Risiken werden ausgeblendet:Finanzplanung zu optimistisch
„Schön wäre es ja!“, kommentierte der finanzpolitische Sprecher Hans-Jürgen Klein die vorgelegten Zahlen. „Aber für 2014 von Ausgabensteigerungen von 0,8% auszugehen, während sie in diesem Jahr um 6,3% steigen sollen, ist nicht realistisch.

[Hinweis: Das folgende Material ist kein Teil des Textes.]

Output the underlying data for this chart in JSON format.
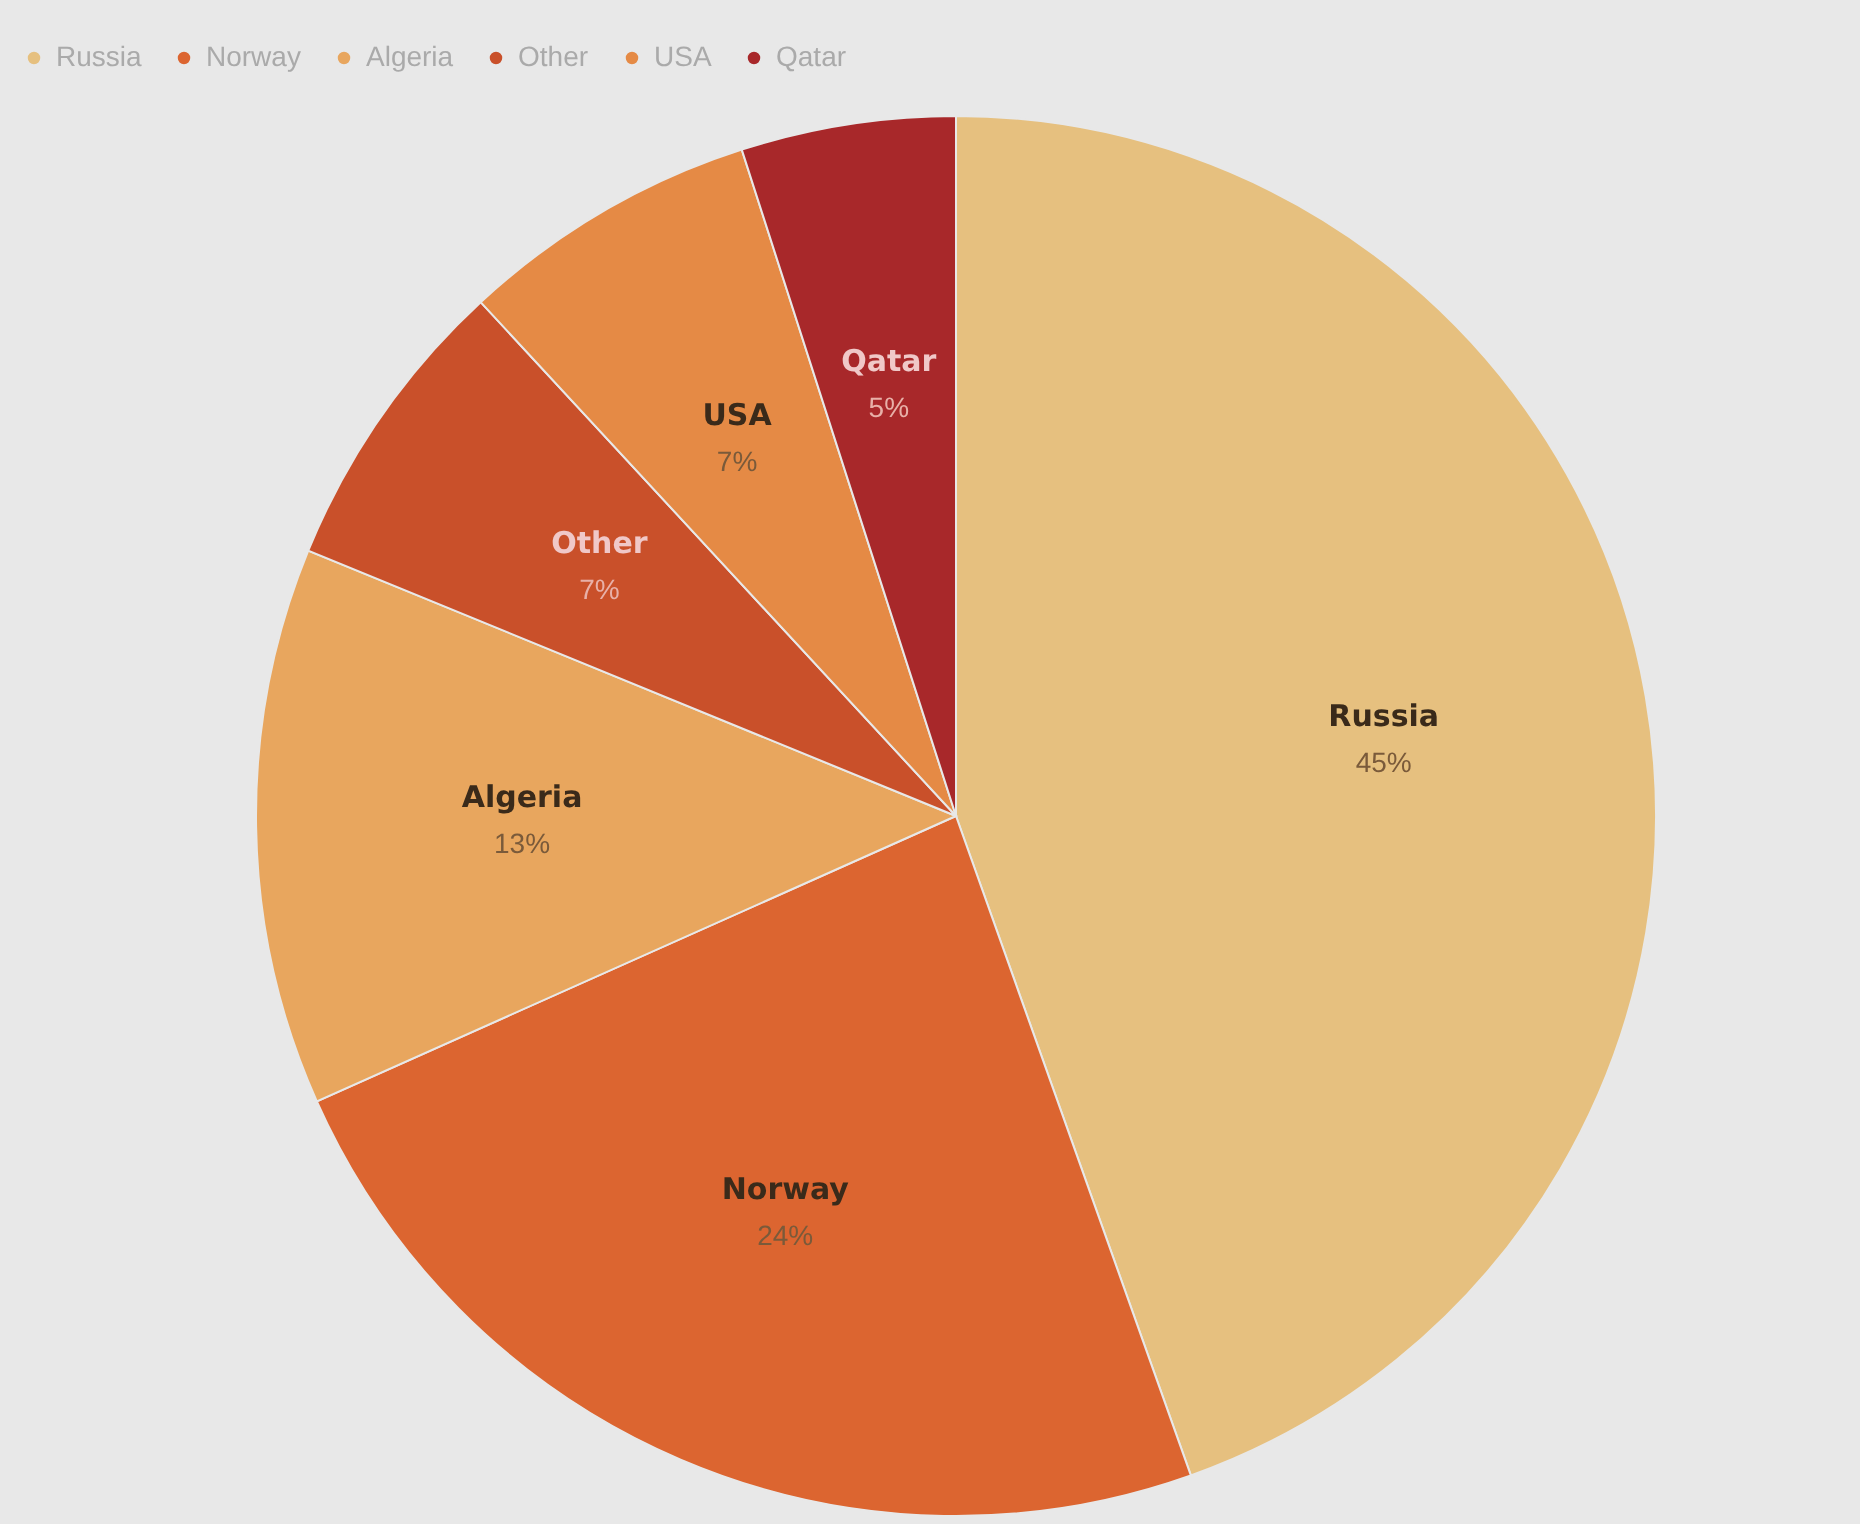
{
  "chart_data": {
    "type": "pie",
    "categories": [
      "Russia",
      "Norway",
      "Algeria",
      "Other",
      "USA",
      "Qatar"
    ],
    "values": [
      45,
      24,
      13,
      7,
      7,
      5
    ],
    "value_labels": [
      "45%",
      "24%",
      "13%",
      "7%",
      "7%",
      "5%"
    ],
    "colors": [
      "#e6c07f",
      "#dc6530",
      "#e8a65e",
      "#c9502a",
      "#e58a45",
      "#a8282a"
    ],
    "legend": "top left"
  }
}
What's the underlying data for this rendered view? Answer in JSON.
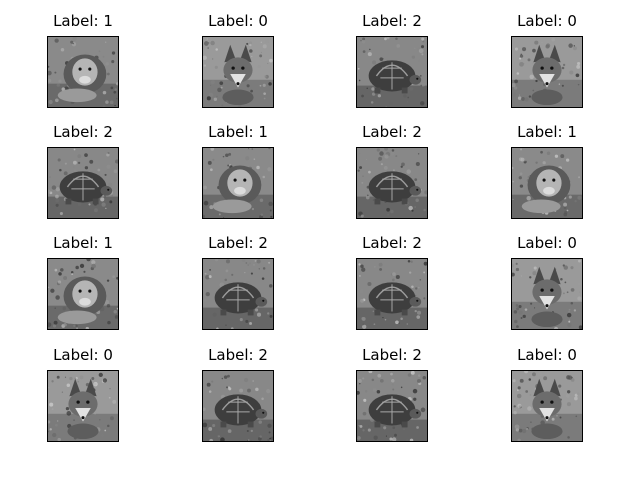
{
  "figure": {
    "rows": 4,
    "cols": 4,
    "panels": [
      {
        "title": "Label: 1",
        "subject": "lion"
      },
      {
        "title": "Label: 0",
        "subject": "fox"
      },
      {
        "title": "Label: 2",
        "subject": "turtle"
      },
      {
        "title": "Label: 0",
        "subject": "fox"
      },
      {
        "title": "Label: 2",
        "subject": "turtle"
      },
      {
        "title": "Label: 1",
        "subject": "lion"
      },
      {
        "title": "Label: 2",
        "subject": "turtle"
      },
      {
        "title": "Label: 1",
        "subject": "lion"
      },
      {
        "title": "Label: 1",
        "subject": "lion"
      },
      {
        "title": "Label: 2",
        "subject": "turtle"
      },
      {
        "title": "Label: 2",
        "subject": "turtle"
      },
      {
        "title": "Label: 0",
        "subject": "fox"
      },
      {
        "title": "Label: 0",
        "subject": "fox"
      },
      {
        "title": "Label: 2",
        "subject": "turtle"
      },
      {
        "title": "Label: 2",
        "subject": "turtle"
      },
      {
        "title": "Label: 0",
        "subject": "fox"
      }
    ]
  }
}
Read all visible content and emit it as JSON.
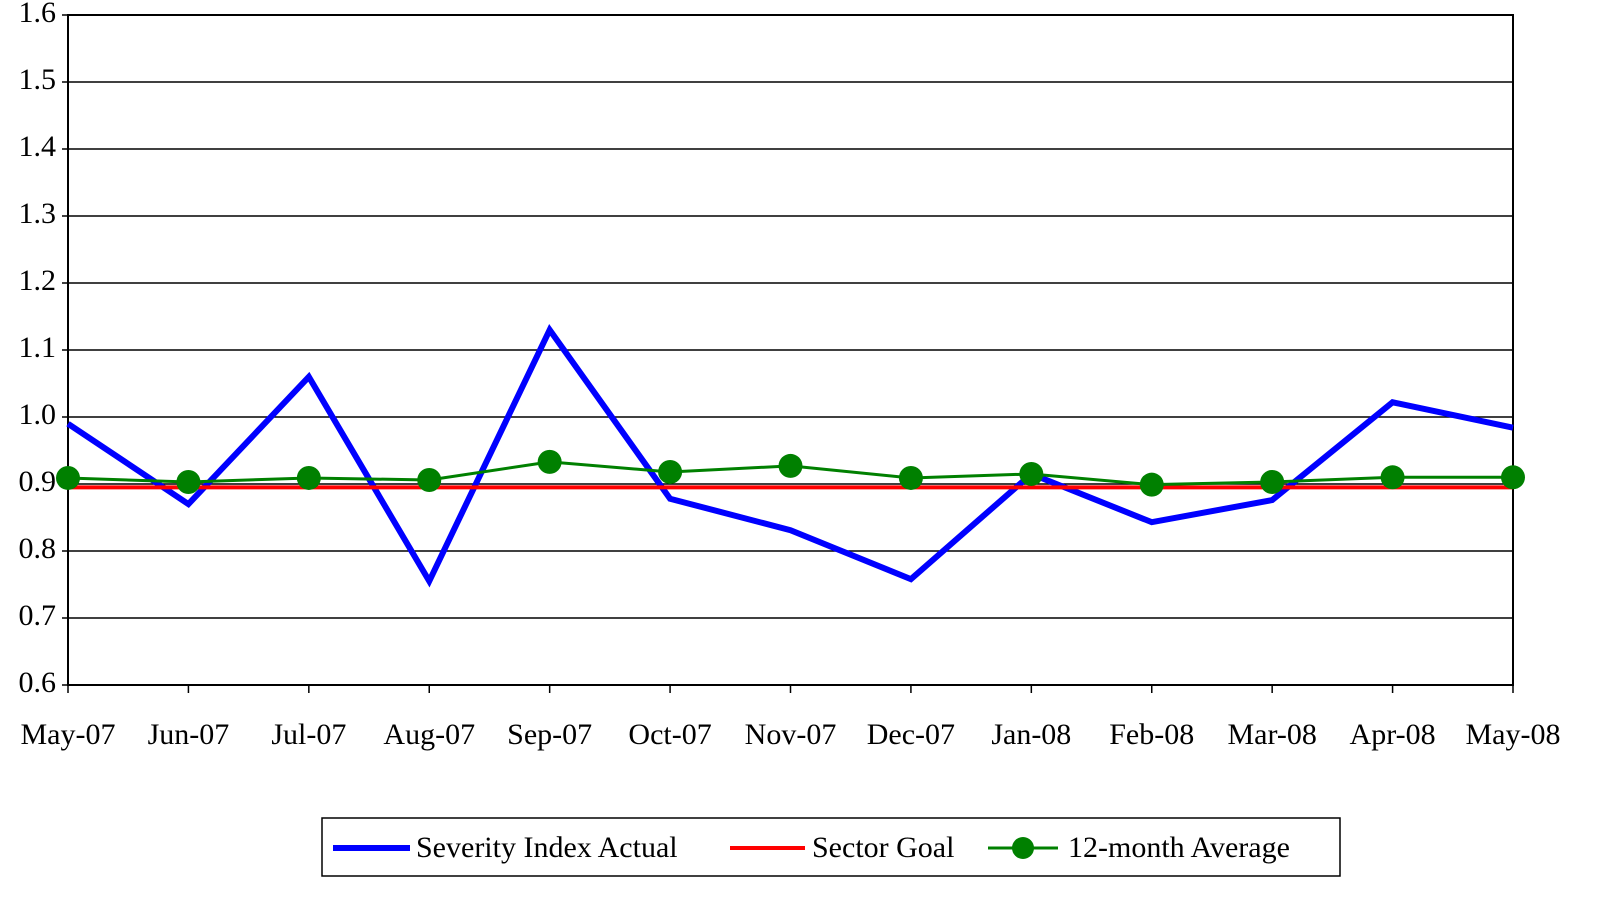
{
  "chart_data": {
    "type": "line",
    "categories": [
      "May-07",
      "Jun-07",
      "Jul-07",
      "Aug-07",
      "Sep-07",
      "Oct-07",
      "Nov-07",
      "Dec-07",
      "Jan-08",
      "Feb-08",
      "Mar-08",
      "Apr-08",
      "May-08"
    ],
    "series": [
      {
        "name": "Severity Index Actual",
        "color": "#0000ff",
        "values": [
          0.99,
          0.87,
          1.06,
          0.755,
          1.13,
          0.878,
          0.831,
          0.758,
          0.915,
          0.843,
          0.876,
          1.022,
          0.984
        ]
      },
      {
        "name": "Sector Goal",
        "color": "#ff0000",
        "values": [
          0.895,
          0.895,
          0.895,
          0.895,
          0.895,
          0.895,
          0.895,
          0.895,
          0.895,
          0.895,
          0.895,
          0.895,
          0.895
        ]
      },
      {
        "name": "12-month Average",
        "color": "#008000",
        "marker": "circle",
        "values": [
          0.909,
          0.903,
          0.909,
          0.906,
          0.933,
          0.918,
          0.927,
          0.909,
          0.915,
          0.899,
          0.903,
          0.91,
          0.91
        ]
      }
    ],
    "ylim": [
      0.6,
      1.6
    ],
    "yticks": [
      0.6,
      0.7,
      0.8,
      0.9,
      {
        "value": 1,
        "label": "1.0"
      },
      1.1,
      1.2,
      1.3,
      1.4,
      1.5,
      1.6
    ],
    "grid": true,
    "legend": "bottom"
  }
}
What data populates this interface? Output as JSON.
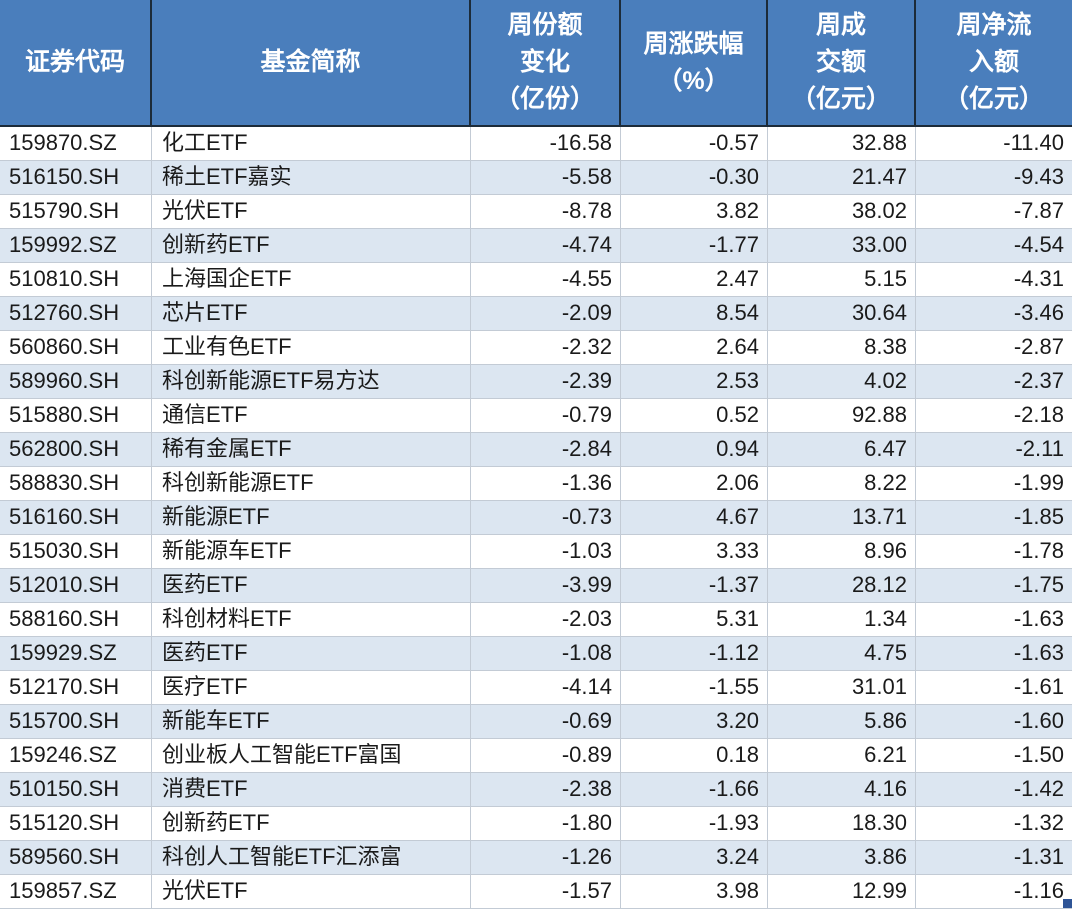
{
  "colors": {
    "header_bg": "#4a7ebc",
    "header_text": "#ffffff",
    "header_border": "#1c2b39",
    "band_bg": "#dce6f1",
    "grid_line": "#c3cbd5",
    "handle_color": "#2e5496"
  },
  "table": {
    "columns": [
      {
        "id": "code",
        "label": "证券代码"
      },
      {
        "id": "name",
        "label": "基金简称"
      },
      {
        "id": "share_change",
        "label": "周份额\n变化\n（亿份）"
      },
      {
        "id": "pct_change",
        "label": "周涨跌幅\n（%）"
      },
      {
        "id": "turnover",
        "label": "周成\n交额\n（亿元）"
      },
      {
        "id": "net_inflow",
        "label": "周净流\n入额\n（亿元）"
      }
    ],
    "rows": [
      [
        "159870.SZ",
        "化工ETF",
        "-16.58",
        "-0.57",
        "32.88",
        "-11.40"
      ],
      [
        "516150.SH",
        "稀土ETF嘉实",
        "-5.58",
        "-0.30",
        "21.47",
        "-9.43"
      ],
      [
        "515790.SH",
        "光伏ETF",
        "-8.78",
        "3.82",
        "38.02",
        "-7.87"
      ],
      [
        "159992.SZ",
        "创新药ETF",
        "-4.74",
        "-1.77",
        "33.00",
        "-4.54"
      ],
      [
        "510810.SH",
        "上海国企ETF",
        "-4.55",
        "2.47",
        "5.15",
        "-4.31"
      ],
      [
        "512760.SH",
        "芯片ETF",
        "-2.09",
        "8.54",
        "30.64",
        "-3.46"
      ],
      [
        "560860.SH",
        "工业有色ETF",
        "-2.32",
        "2.64",
        "8.38",
        "-2.87"
      ],
      [
        "589960.SH",
        "科创新能源ETF易方达",
        "-2.39",
        "2.53",
        "4.02",
        "-2.37"
      ],
      [
        "515880.SH",
        "通信ETF",
        "-0.79",
        "0.52",
        "92.88",
        "-2.18"
      ],
      [
        "562800.SH",
        "稀有金属ETF",
        "-2.84",
        "0.94",
        "6.47",
        "-2.11"
      ],
      [
        "588830.SH",
        "科创新能源ETF",
        "-1.36",
        "2.06",
        "8.22",
        "-1.99"
      ],
      [
        "516160.SH",
        "新能源ETF",
        "-0.73",
        "4.67",
        "13.71",
        "-1.85"
      ],
      [
        "515030.SH",
        "新能源车ETF",
        "-1.03",
        "3.33",
        "8.96",
        "-1.78"
      ],
      [
        "512010.SH",
        "医药ETF",
        "-3.99",
        "-1.37",
        "28.12",
        "-1.75"
      ],
      [
        "588160.SH",
        "科创材料ETF",
        "-2.03",
        "5.31",
        "1.34",
        "-1.63"
      ],
      [
        "159929.SZ",
        "医药ETF",
        "-1.08",
        "-1.12",
        "4.75",
        "-1.63"
      ],
      [
        "512170.SH",
        "医疗ETF",
        "-4.14",
        "-1.55",
        "31.01",
        "-1.61"
      ],
      [
        "515700.SH",
        "新能车ETF",
        "-0.69",
        "3.20",
        "5.86",
        "-1.60"
      ],
      [
        "159246.SZ",
        "创业板人工智能ETF富国",
        "-0.89",
        "0.18",
        "6.21",
        "-1.50"
      ],
      [
        "510150.SH",
        "消费ETF",
        "-2.38",
        "-1.66",
        "4.16",
        "-1.42"
      ],
      [
        "515120.SH",
        "创新药ETF",
        "-1.80",
        "-1.93",
        "18.30",
        "-1.32"
      ],
      [
        "589560.SH",
        "科创人工智能ETF汇添富",
        "-1.26",
        "3.24",
        "3.86",
        "-1.31"
      ],
      [
        "159857.SZ",
        "光伏ETF",
        "-1.57",
        "3.98",
        "12.99",
        "-1.16"
      ]
    ]
  }
}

Die von der Landesregierung vorgelegte Mittelfristige Finanzplanung geht nach Meinung der Grünen von zu optimistischen Erwartungen aus. "Schön wäre es ja!", kommentierte der finanzpolitische Sprecher Hans-Jürgen Klein heute (Dienstag) in Hannover die vorgelegten Zahlen. "Aber für 2014 von Ausgabensteigerungen von 0,8% auszugehen, während sie in diesem Jahr um 6,3% steigen sollen, ist nicht realistisch. McAllister und Möllring rechnen sich die Welt schön".
Auch die Einnahmeerwartungen seien mit Steigerungen von jährlich über 3% sehr hoch. Die konjunkturellen Risiken aus der aktuellen Eurokrise würden dabei ausgeblendet. "Diese Planung ist finanzpolitischer Treibsand. Als Fundament für eine Übernahme fester Beträge in die Schuldenbremse der Verfassung taugt sie jedenfalls nicht", kritisierte der Grünen-Finanzexperte. Er fordert die Festschreibung einer flexiblen Absenkung des Defizits.
Klein rief Landesregierung und Koalitionsfraktionen in der Diskussion um die Umsetzung der Schuldenbremse zu mehr Realpolitik auf. "Auch wenn wir das Ziel, erst 2019 ohne neue Schulden auszukommen in das Gesetz schreiben, hindert uns niemand daran, den Haushalt schon früher auszugleichen."